Jim Macfarlane is farm
manager at Edrington
Berwickshire. Two-thirds of
the 275ha (680-acre) unit
is arable, with winter wheat
the main breadwinner,
complemented by malting
barley, winter rape and peas
MY! Your barleys shot early this year," remarked a neighbour recently.
"Er, well, thats a field of wheat actually," was my embarrassed reply. Embarrassed, not by my neighbours ignorance, but by the appalling number of barley volunteers in my wheat this year.
We always have volunteers but this year they are quite out of control. I offer three explanations.
1 We do not have time to germinate and kill off volunteers.
2 We grow too much six-row barley.
3 We have a big hole in our combine.
As for number one, I really envy people in the south who can combine in the middle of July, then have five weeks to kill off volunteers before establishing rape.

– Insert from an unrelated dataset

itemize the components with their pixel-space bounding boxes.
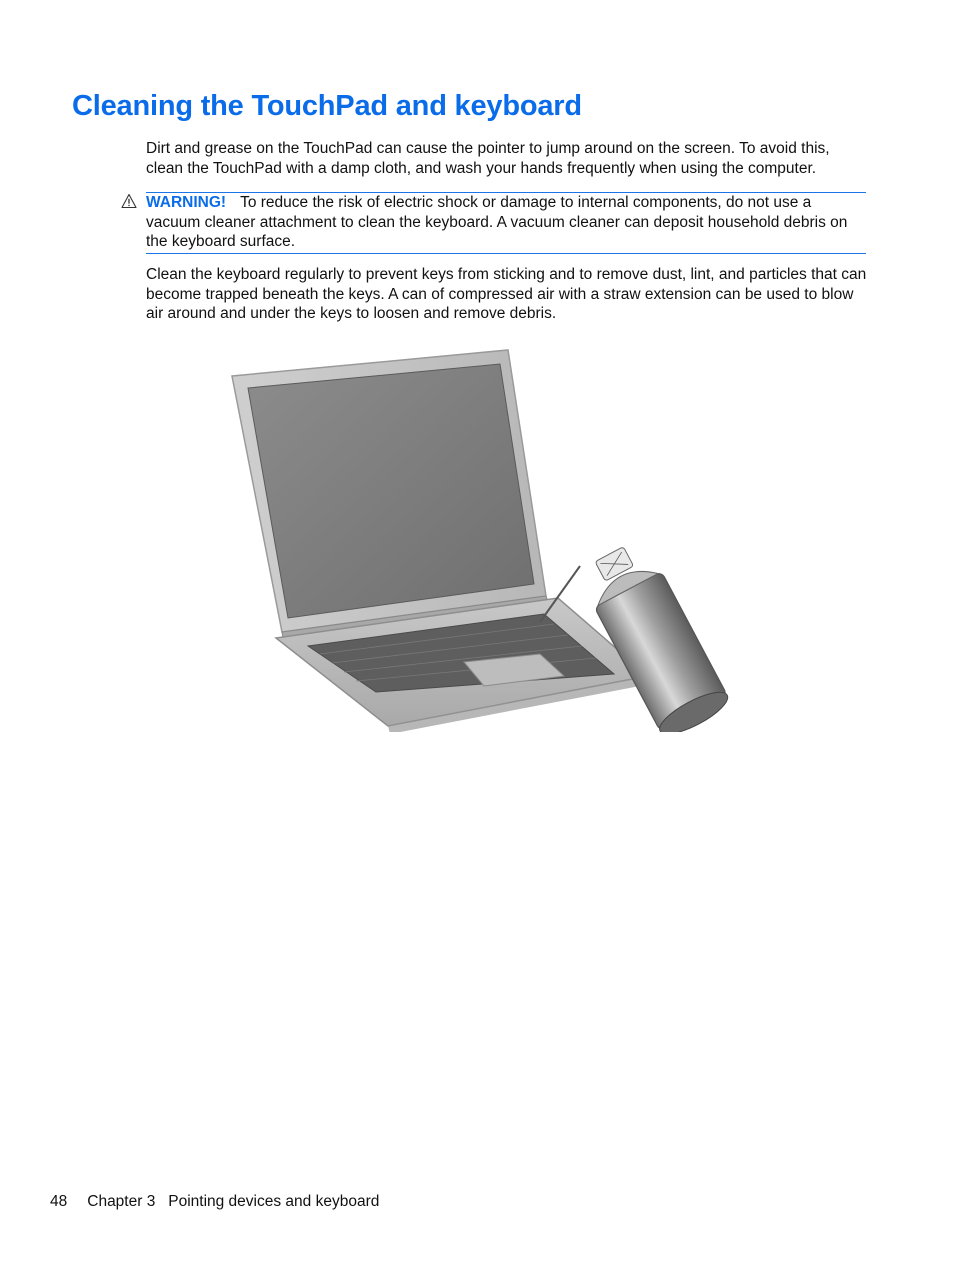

We usually have about 10 days between winter barley harvest and sowing rape, during which time we have to cut our rape, too.
As for number two, we can get astronomical yields of six row barley so I shall continue growing it.

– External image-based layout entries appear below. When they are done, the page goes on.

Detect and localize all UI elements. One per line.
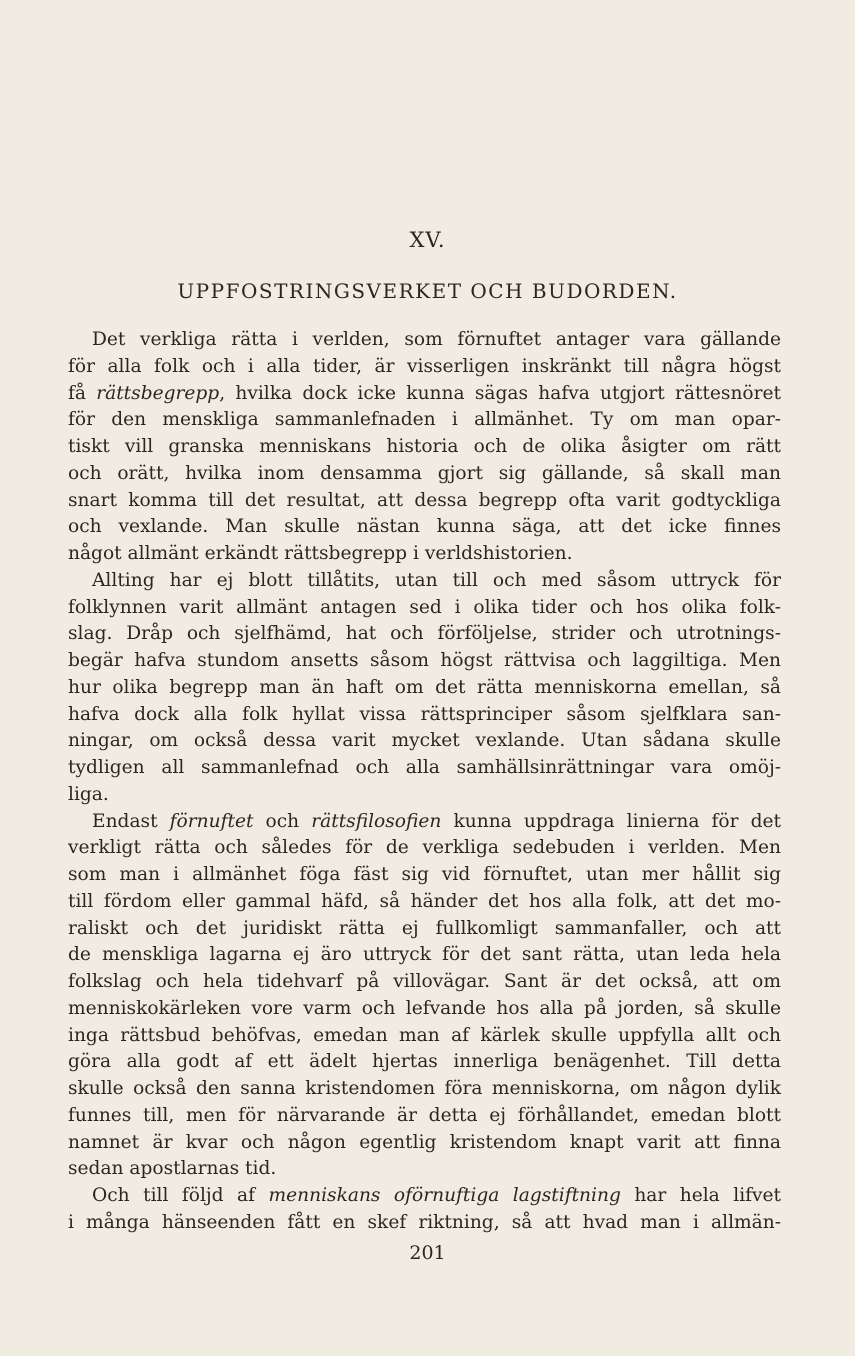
- line-text: och: [253, 810, 312, 832]
- line-text: kunna uppdraga linierna för det: [441, 810, 781, 832]
- line-text: hafva dock alla folk hyllat vissa rättsprinciper såsom sjelfklara san-: [68, 703, 781, 725]
- line-text: har hela lifvet: [620, 1185, 781, 1206]
- text-line: [68, 541, 781, 568]
- italic-text: rättsbegrepp: [96, 382, 220, 404]
- body-text: [68, 327, 781, 1237]
- text-line: [68, 862, 781, 889]
- line-text: folkslag och hela tidehvarf på villovägar. Sant är det också, att om: [68, 971, 781, 992]
- text-line: [68, 916, 781, 943]
- text-line: [68, 1103, 781, 1130]
- line-text: verkligt rätta och således för de verkliga sedebuden i verlden. Men: [68, 837, 781, 859]
- text-line: [68, 969, 781, 996]
- line-text: för den menskliga sammanlefnaden i allmänhet. Ty om man opar-: [68, 409, 781, 431]
- text-line: [68, 996, 781, 1023]
- text-line: [68, 889, 781, 916]
- chapter-title: UPPFOSTRINGSVERKET OCH BUDORDEN.: [177, 279, 678, 303]
- text-line: [68, 1156, 781, 1183]
- text-line: [68, 327, 781, 354]
- line-text: som man i allmänhet föga fäst sig vid förnuftet, utan mer hållit sig: [68, 864, 781, 885]
- italic-text: rättsfilosofien: [311, 810, 442, 832]
- line-text: ningar, om också dessa varit mycket vexlande. Utan sådana skulle: [68, 730, 781, 752]
- text-line: [68, 782, 781, 809]
- line-text: Endast: [92, 810, 170, 832]
- line-text: och vexlande. Man skulle nästan kunna säga, att det icke finnes: [68, 516, 781, 538]
- line-text: snart komma till det resultat, att dessa begrepp ofta varit godtyckliga: [68, 489, 781, 511]
- line-text: hur olika begrepp man än haft om det rätta menniskorna emellan, så: [68, 676, 781, 698]
- text-line: [68, 728, 781, 755]
- line-text: raliskt och det juridiskt rätta ej fullkomligt sammanfaller, och att: [68, 917, 781, 939]
- line-text: namnet är kvar och någon egentlig kristendom knapt varit att finna: [68, 1131, 781, 1153]
- page-number: 201: [409, 1242, 446, 1264]
- text-line: [68, 488, 781, 515]
- italic-text: förnuftet: [169, 810, 254, 832]
- text-line: [68, 835, 781, 862]
- line-text: inga rättsbud behöfvas, emedan man af kärlek skulle uppfylla allt och: [68, 1024, 781, 1046]
- line-text: funnes till, men för närvarande är detta ej förhållandet, emedan blott: [68, 1104, 781, 1126]
- line-text: tydligen all sammanlefnad och alla samhällsinrättningar vara omöj-: [68, 757, 781, 778]
- line-text: för alla folk och i alla tider, är visserligen inskränkt till några högst: [68, 355, 781, 377]
- text-line: [68, 648, 781, 675]
- text-line: [68, 1076, 781, 1103]
- line-text: Det verkliga rätta i verlden, som förnuftet antager vara gällande: [92, 329, 781, 350]
- text-line: [68, 595, 781, 622]
- line-text: till fördom eller gammal häfd, så händer det hos alla folk, att det mo-: [68, 890, 781, 912]
- text-line: [68, 568, 781, 595]
- text-line: [68, 1130, 781, 1157]
- line-text: Och till följd af: [92, 1185, 269, 1206]
- chapter-number: XV.: [409, 228, 446, 252]
- line-text: i många hänseenden fått en skef riktning, så att hvad man i allmän-: [68, 1211, 781, 1233]
- line-text: sedan apostlarnas tid.: [68, 1158, 277, 1180]
- text-line: [68, 702, 781, 729]
- text-line: [68, 1023, 781, 1050]
- line-text: begär hafva stundom ansetts såsom högst rättvisa och laggiltiga. Men: [68, 650, 781, 671]
- line-text: göra alla godt af ett ädelt hjertas innerliga benägenhet. Till detta: [68, 1051, 781, 1073]
- text-line: [68, 1210, 781, 1237]
- line-text: liga.: [68, 783, 109, 805]
- line-text: och orätt, hvilka inom densamma gjort sig gällande, så skall man: [68, 462, 781, 484]
- text-line: [68, 809, 781, 836]
- text-line: [68, 407, 781, 434]
- text-line: [68, 514, 781, 541]
- text-line: [68, 942, 781, 969]
- text-line: [68, 434, 781, 461]
- line-text: få: [68, 382, 97, 404]
- text-line: [68, 461, 781, 488]
- line-text: något allmänt erkändt rättsbegrepp i verldshistorien.: [68, 543, 573, 564]
- line-text: slag. Dråp och sjelfhämd, hat och förföljelse, strider och utrotnings-: [68, 623, 781, 645]
- text-line: [68, 354, 781, 381]
- text-line: [68, 381, 781, 408]
- text-line: [68, 755, 781, 782]
- italic-text: menniskans oförnuftiga lagstiftning: [268, 1185, 621, 1206]
- line-text: tiskt vill granska menniskans historia och de olika åsigter om rätt: [68, 436, 781, 457]
- text-line: [68, 1183, 781, 1210]
- line-text: de menskliga lagarna ej äro uttryck för det sant rätta, utan leda hela: [68, 944, 781, 966]
- line-text: , hvilka dock icke kunna sägas hafva utgjort rättesnöret: [219, 382, 781, 404]
- line-text: menniskokärleken vore varm och lefvande hos alla på jorden, så skulle: [68, 997, 781, 1019]
- text-line: [68, 621, 781, 648]
- line-text: folklynnen varit allmänt antagen sed i olika tider och hos olika folk-: [68, 596, 781, 618]
- line-text: Allting har ej blott tillåtits, utan till och med såsom uttryck för: [92, 569, 781, 591]
- text-line: [68, 675, 781, 702]
- text-line: [68, 1049, 781, 1076]
- line-text: skulle också den sanna kristendomen föra menniskorna, om någon dylik: [68, 1078, 781, 1099]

Number three? Pass me the duct tape!
On a more serious note, I am livid about the governments plans for a tax on chemicals. This would leave us at a serious disadvantage in Europe, but I feel the proposals will get a lot of support from the misguided majority who still think all farm chemicals are evil. Do they really believe we splash-on these chemicals just for fun?

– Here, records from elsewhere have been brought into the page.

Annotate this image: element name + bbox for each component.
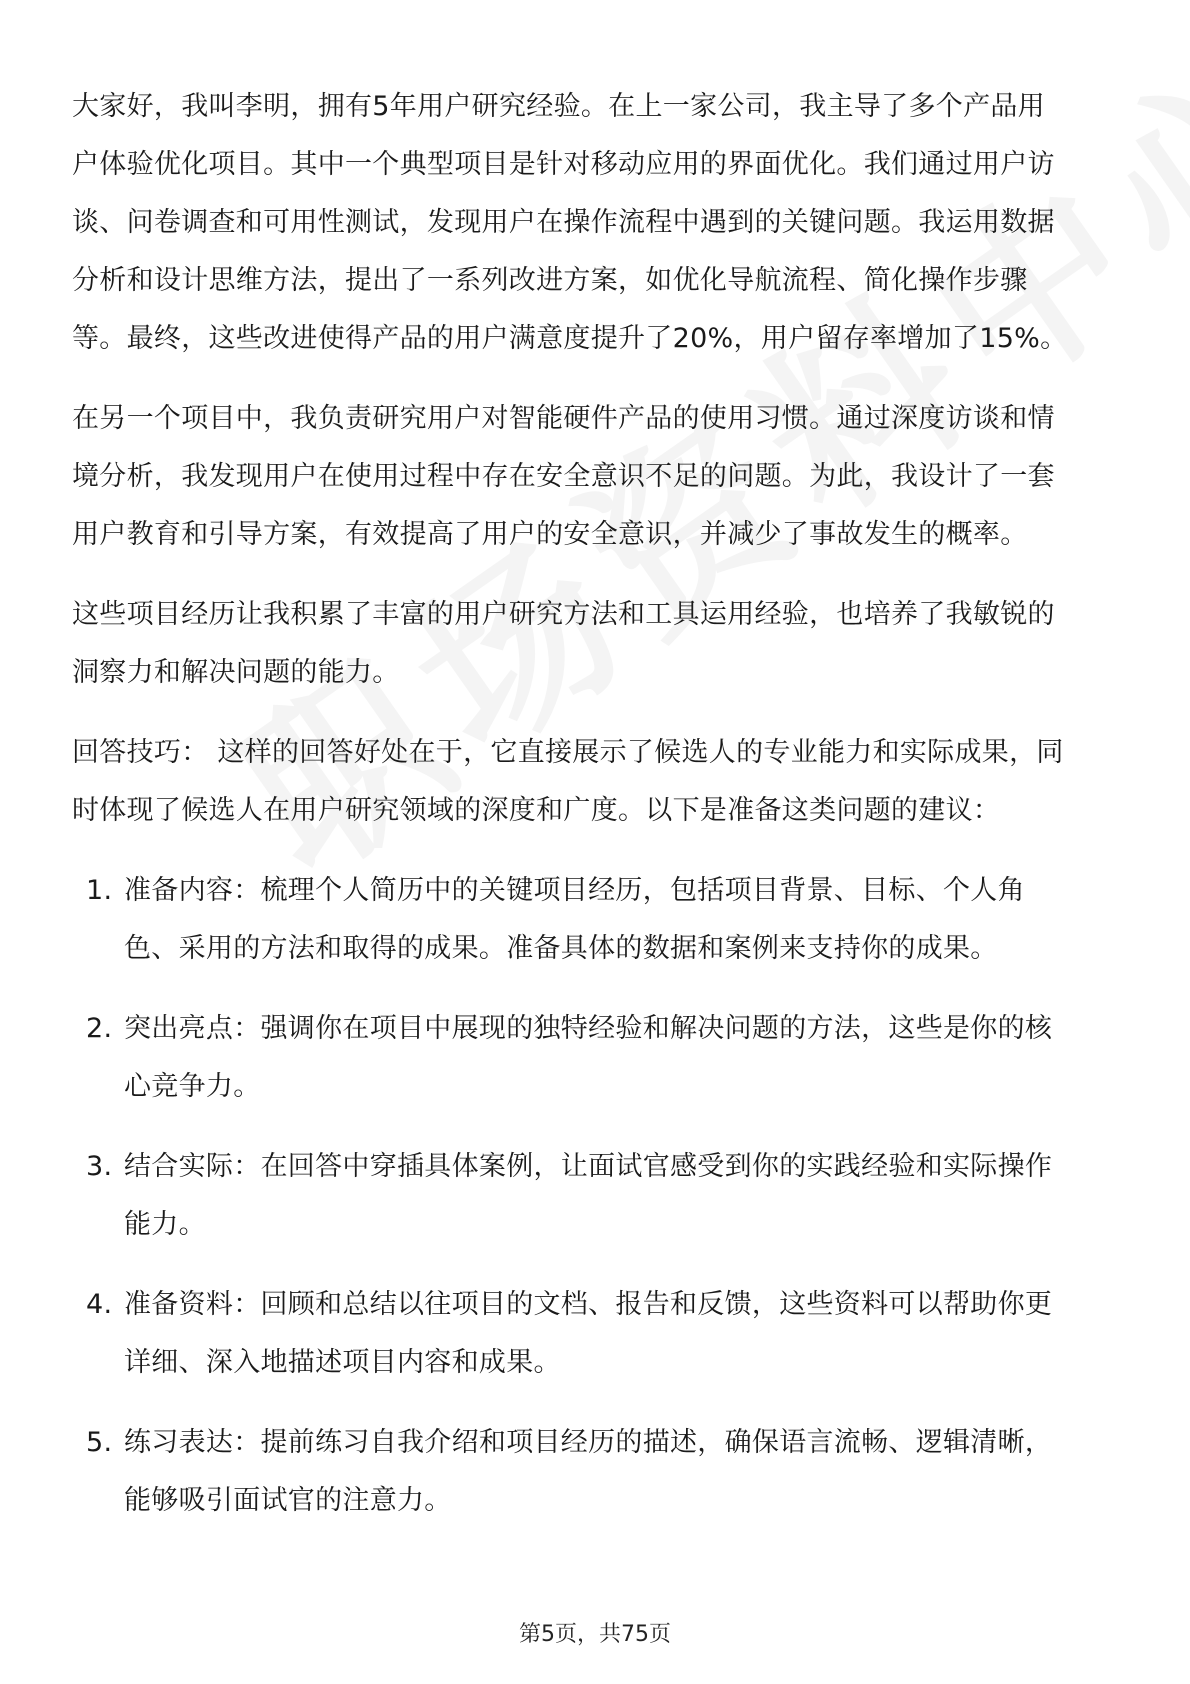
paragraph-line: 时体现了候选人在用户研究领域的深度和广度。以下是准备这类问题的建议： (72, 795, 1001, 826)
paragraph-line: 大家好，我叫李明，拥有5年用户研究经验。在上一家公司，我主导了多个产品用 (72, 91, 1045, 122)
list-item-number: 2. (86, 1013, 113, 1044)
paragraph-line: 回答技巧： 这样的回答好处在于，它直接展示了候选人的专业能力和实际成果，同 (72, 737, 1064, 768)
page-footer: 第5页，共75页 (519, 1622, 671, 1647)
list-item-line: 练习表达：提前练习自我介绍和项目经历的描述，确保语言流畅、逻辑清晰， (124, 1427, 1053, 1458)
list-item (72, 1276, 1118, 1392)
list-item (72, 1414, 1118, 1530)
list-item-line: 能够吸引面试官的注意力。 (124, 1485, 452, 1516)
paragraph-line: 用户教育和引导方案，有效提高了用户的安全意识，并减少了事故发生的概率。 (72, 519, 1028, 550)
paragraph-line: 分析和设计思维方法，提出了一系列改进方案，如优化导航流程、简化操作步骤 (72, 265, 1028, 296)
list-item (72, 1138, 1118, 1254)
list-item-line: 能力。 (124, 1209, 206, 1240)
paragraph-line: 境分析，我发现用户在使用过程中存在安全意识不足的问题。为此，我设计了一套 (72, 461, 1055, 492)
list-item-line: 色、采用的方法和取得的成果。准备具体的数据和案例来支持你的成果。 (124, 933, 998, 964)
paragraph-line: 户体验优化项目。其中一个典型项目是针对移动应用的界面优化。我们通过用户访 (72, 149, 1055, 180)
list-item (72, 1000, 1118, 1116)
list-item (72, 862, 1118, 978)
page-content (72, 78, 1118, 1552)
paragraph (72, 78, 1118, 368)
paragraph-line: 这些项目经历让我积累了丰富的用户研究方法和工具运用经验，也培养了我敏锐的 (72, 599, 1055, 630)
tips-list (72, 862, 1118, 1530)
paragraph-line: 在另一个项目中，我负责研究用户对智能硬件产品的使用习惯。通过深度访谈和情 (72, 403, 1055, 434)
paragraph-line: 谈、问卷调查和可用性测试，发现用户在操作流程中遇到的关键问题。我运用数据 (72, 207, 1055, 238)
list-item-number: 3. (86, 1151, 113, 1182)
list-item-line: 心竞争力。 (124, 1071, 261, 1102)
paragraph-line: 等。最终，这些改进使得产品的用户满意度提升了20%，用户留存率增加了15%。 (72, 323, 1068, 354)
list-item-line: 准备资料：回顾和总结以往项目的文档、报告和反馈，这些资料可以帮助你更 (124, 1289, 1053, 1320)
paragraph (72, 724, 1118, 840)
list-item-number: 5. (86, 1427, 113, 1458)
list-item-line: 准备内容：梳理个人简历中的关键项目经历，包括项目背景、目标、个人角 (124, 875, 1025, 906)
list-item-number: 4. (86, 1289, 113, 1320)
paragraph-line: 洞察力和解决问题的能力。 (72, 657, 400, 688)
list-item-line: 详细、深入地描述项目内容和成果。 (124, 1347, 561, 1378)
list-item-line: 突出亮点：强调你在项目中展现的独特经验和解决问题的方法，这些是你的核 (124, 1013, 1053, 1044)
paragraph (72, 586, 1118, 702)
paragraph (72, 390, 1118, 564)
paragraph-list (72, 78, 1118, 840)
list-item-line: 结合实际：在回答中穿插具体案例，让面试官感受到你的实践经验和实际操作 (124, 1151, 1053, 1182)
list-item-number: 1. (86, 875, 113, 906)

I reckon those we ingest voluntarily after every visit to our doctor are of much more concern. Even the environmental benefits of a tax would be very limited. Making farmers worse off is not the way to protect the environment.
We are currently treating our Chariot barley with Punch C and Boscor at low rates, our winter barley and wheat with Mantra, and our peas with Fortrol and Pulsar. Falcon, Cheetah, Starane, Ally and Swipe have all been used in the past fortnight along with Konker, Round-up and Terpal. I wonder how much more I would have paid for that lot under the governments plans? *
Jim Macfarlanes wheat contains far more winter barley volunteers than he would like. Government plans for an input tax add to the gloom.